All five GPT-5.5 versions smoke-passed and were marked `good / works`. More importantly, they felt qualitatively different. They were not just typo-fixed versions of the local artifacts. They were more complete, more coherent, and less fragile. Looking at the dashboard made the gap visible in a way that a general "hosted models are ahead" claim would not have done.

That is where "many leagues ahead" feels like fair language, at least for this task shape. The strong hosted model was not only more capable at generating code. It was running inside a mature coding-agent environment with a stronger harness, stronger context handling, stronger editing behavior, and stronger recovery from ordinary implementation mess.

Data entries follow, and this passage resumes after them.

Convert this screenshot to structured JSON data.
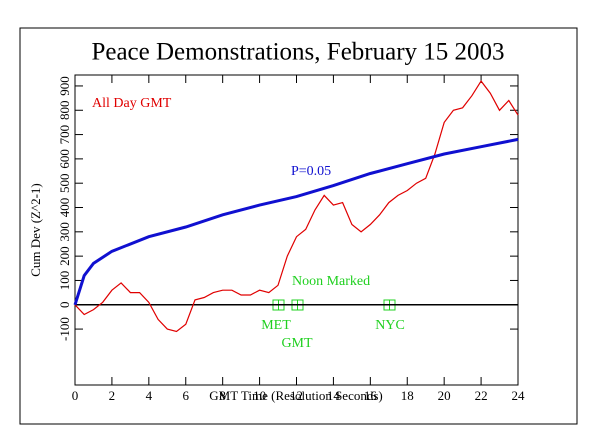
{
  "chart_data": {
    "type": "line",
    "title": "Peace Demonstrations, February 15 2003",
    "xlabel": "GMT Time (Resolution Seconds)",
    "ylabel": "Cum Dev (Z^2-1)",
    "annotations": [
      {
        "text": "All Day GMT",
        "color": "#e00000"
      },
      {
        "text": "P=0.05",
        "color": "#1010d0"
      },
      {
        "text": "Noon Marked",
        "color": "#20d020"
      },
      {
        "text": "MET",
        "color": "#20d020"
      },
      {
        "text": "GMT",
        "color": "#20d020"
      },
      {
        "text": "NYC",
        "color": "#20d020"
      }
    ],
    "xlim": [
      0,
      24
    ],
    "xticks": [
      0,
      2,
      4,
      6,
      8,
      10,
      12,
      14,
      16,
      18,
      20,
      22,
      24
    ],
    "ylim": [
      -330,
      945
    ],
    "yticks": [
      -100,
      0,
      100,
      200,
      300,
      400,
      500,
      600,
      700,
      800,
      900
    ],
    "series": [
      {
        "color": "#e00000",
        "x": [
          0,
          0.5,
          1,
          1.5,
          2,
          2.5,
          3,
          3.5,
          4,
          4.5,
          5,
          5.5,
          6,
          6.5,
          7,
          7.5,
          8,
          8.5,
          9,
          9.5,
          10,
          10.5,
          11,
          11.5,
          12,
          12.5,
          13,
          13.5,
          14,
          14.5,
          15,
          15.5,
          16,
          16.5,
          17,
          17.5,
          18,
          18.5,
          19,
          19.5,
          20,
          20.5,
          21,
          21.5,
          22,
          22.5,
          23,
          23.5,
          24
        ],
        "values": [
          0,
          -40,
          -20,
          10,
          60,
          90,
          50,
          50,
          10,
          -60,
          -100,
          -110,
          -80,
          20,
          30,
          50,
          60,
          60,
          40,
          40,
          60,
          50,
          80,
          200,
          280,
          310,
          390,
          450,
          410,
          420,
          330,
          300,
          330,
          370,
          420,
          450,
          470,
          500,
          520,
          620,
          750,
          800,
          810,
          860,
          920,
          870,
          800,
          840,
          780
        ]
      },
      {
        "color": "#1010d0",
        "x": [
          0,
          0.5,
          1,
          2,
          4,
          6,
          8,
          10,
          12,
          14,
          16,
          18,
          20,
          22,
          24
        ],
        "values": [
          0,
          120,
          170,
          220,
          280,
          320,
          370,
          410,
          445,
          490,
          540,
          580,
          620,
          650,
          680
        ]
      }
    ]
  }
}
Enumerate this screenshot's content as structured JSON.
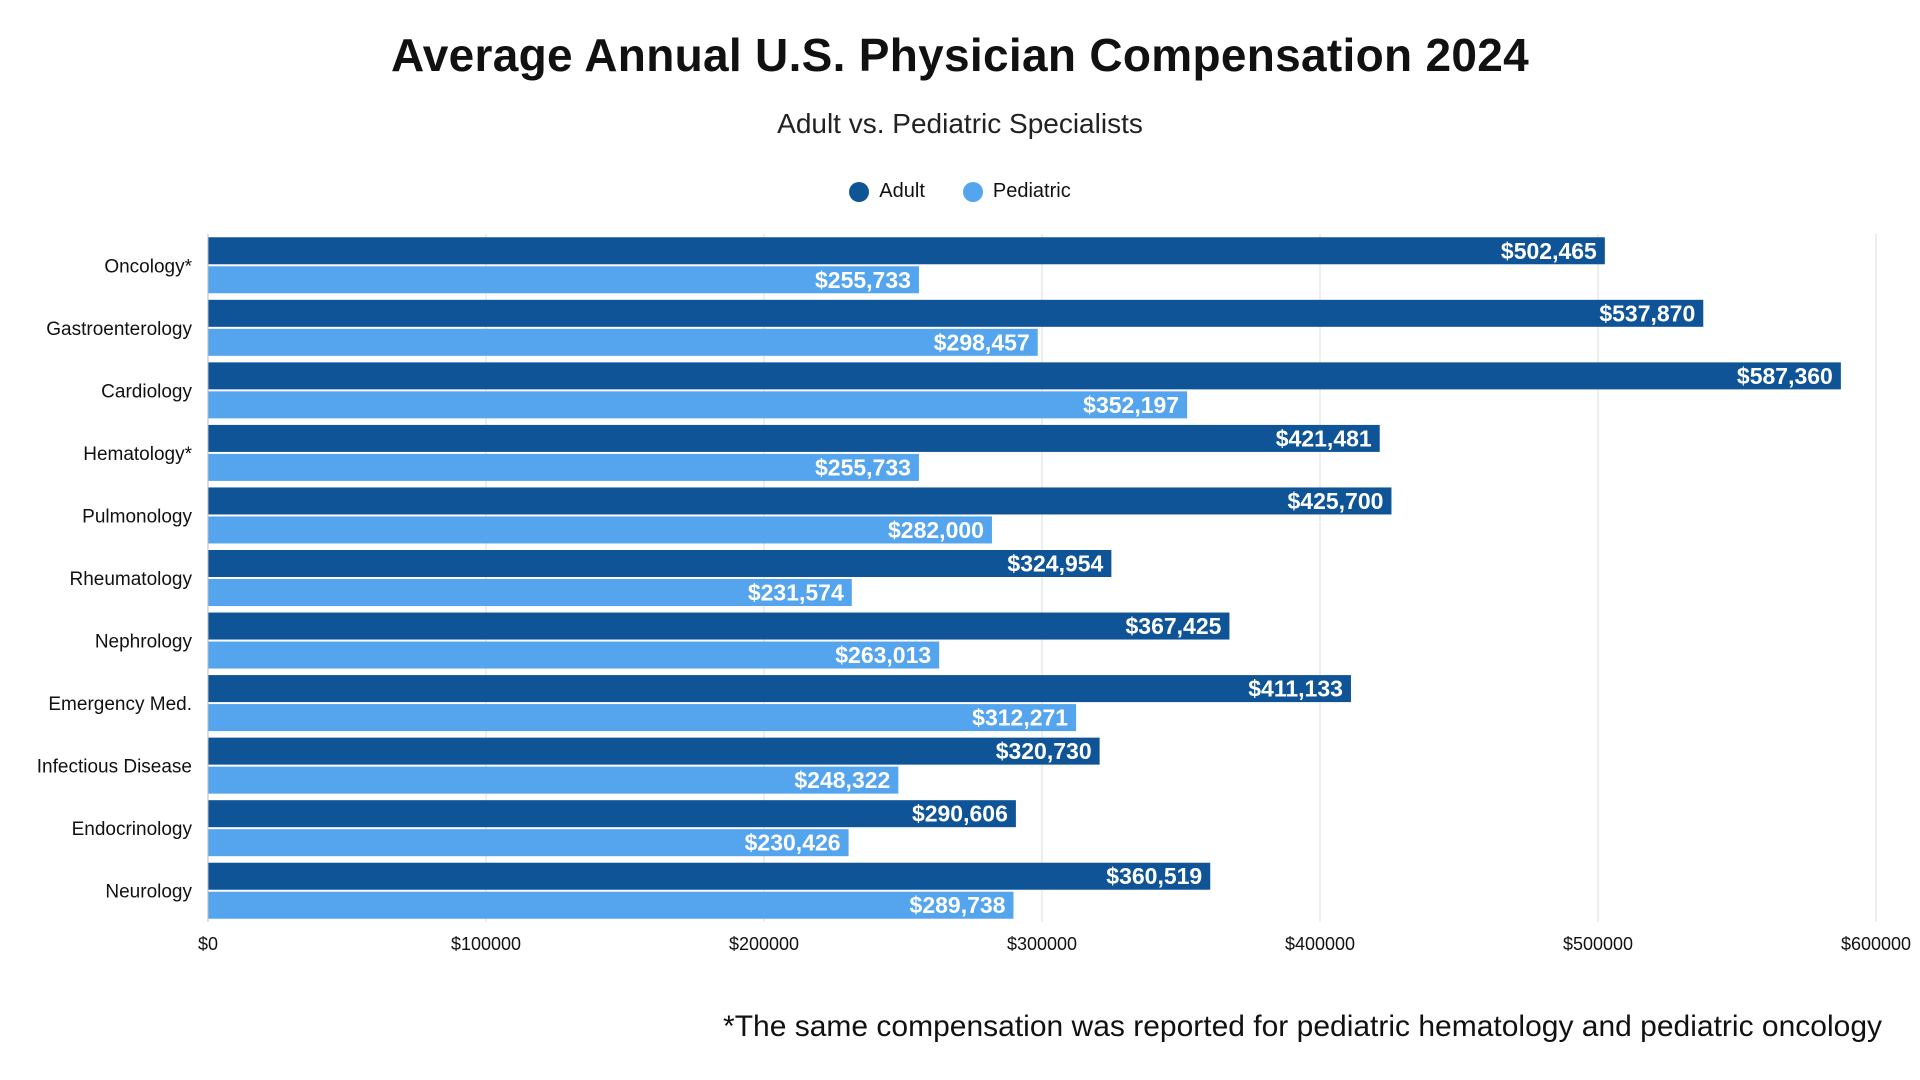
{
  "title": "Average Annual U.S. Physician Compensation 2024",
  "subtitle": "Adult vs. Pediatric Specialists",
  "footnote": "*The same compensation was reported for pediatric hematology and pediatric oncology",
  "colors": {
    "adult": "#0f5496",
    "pediatric": "#54a4ee",
    "grid": "#dddddd",
    "label_text": "#ffffff"
  },
  "chart_data": {
    "type": "bar",
    "orientation": "horizontal",
    "categories": [
      "Oncology*",
      "Gastroenterology",
      "Cardiology",
      "Hematology*",
      "Pulmonology",
      "Rheumatology",
      "Nephrology",
      "Emergency Med.",
      "Infectious Disease",
      "Endocrinology",
      "Neurology"
    ],
    "series": [
      {
        "name": "Adult",
        "color": "#0f5496",
        "values": [
          502465,
          537870,
          587360,
          421481,
          425700,
          324954,
          367425,
          411133,
          320730,
          290606,
          360519
        ],
        "labels": [
          "$502,465",
          "$537,870",
          "$587,360",
          "$421,481",
          "$425,700",
          "$324,954",
          "$367,425",
          "$411,133",
          "$320,730",
          "$290,606",
          "$360,519"
        ]
      },
      {
        "name": "Pediatric",
        "color": "#54a4ee",
        "values": [
          255733,
          298457,
          352197,
          255733,
          282000,
          231574,
          263013,
          312271,
          248322,
          230426,
          289738
        ],
        "labels": [
          "$255,733",
          "$298,457",
          "$352,197",
          "$255,733",
          "$282,000",
          "$231,574",
          "$263,013",
          "$312,271",
          "$248,322",
          "$230,426",
          "$289,738"
        ]
      }
    ],
    "xlim": [
      0,
      600000
    ],
    "xticks": [
      0,
      100000,
      200000,
      300000,
      400000,
      500000,
      600000
    ],
    "xtick_labels": [
      "$0",
      "$100000",
      "$200000",
      "$300000",
      "$400000",
      "$500000",
      "$600000"
    ],
    "legend_position": "top-center",
    "grid": "vertical"
  }
}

The useful conclusion is not that local models are pointless. I would not have learned nearly as much by only running GPT-5.5. The local runs showed the failure modes. They made the harness visible. They showed where smoke tests help, where self-repair does not help enough, and where a local coding-agent loop can turn a broken artifact into a working one.

But they also made the ceiling visible.

## What I Would Take From This

If you are tinkering with local LLMs, I would not judge a model only from a one-shot prompt. That is too blunt. I would give it a proper file-output contract, preserve the transcript, run a small smoke test, feed back concrete errors, and separate the model's self-report from an outside evaluation.

That does not need to be a grand benchmark. Mine was not. It can just be enough harness to stop fooling yourself.

For this project, the artifact dashboard matters because seeing the results is different from reading my summary. The public dashboard is at [local-billiem.uk/choice](https://billiem.uk/local-choice/).

The three links I would start with are the broken [Qwen3 Coder baseline](https://billiem.uk/local-choice/runs/2026-07-05-qwen3-coder-30b-006/artifact/), the [Qwen3 Coder Pi repair](https://billiem.uk/local-choice/runs/2026-07-06-qwen3-coder-30b-pi-agent-001/artifact/), and the [GPT-5.5 version of the same idea](https://billiem.uk/local-choice/runs/2026-07-06-qwen3-coder-30b-gpt55-version-001/artifact/).

The rule I am left with is pretty small:

> Do not ask "can this local model code?" until you know what harness you gave it.

A raw local model, a strict file-block runner, a smoke-test repair loop, Pi with a local OpenAI-compatible MLX server, and Codex with GPT-5.5 extra high are not the same thing. They are different systems. The model is a large part of the system, but it is not the whole system.

That is the part I want to remember. There is more to agentic coding than the model. The model still matters.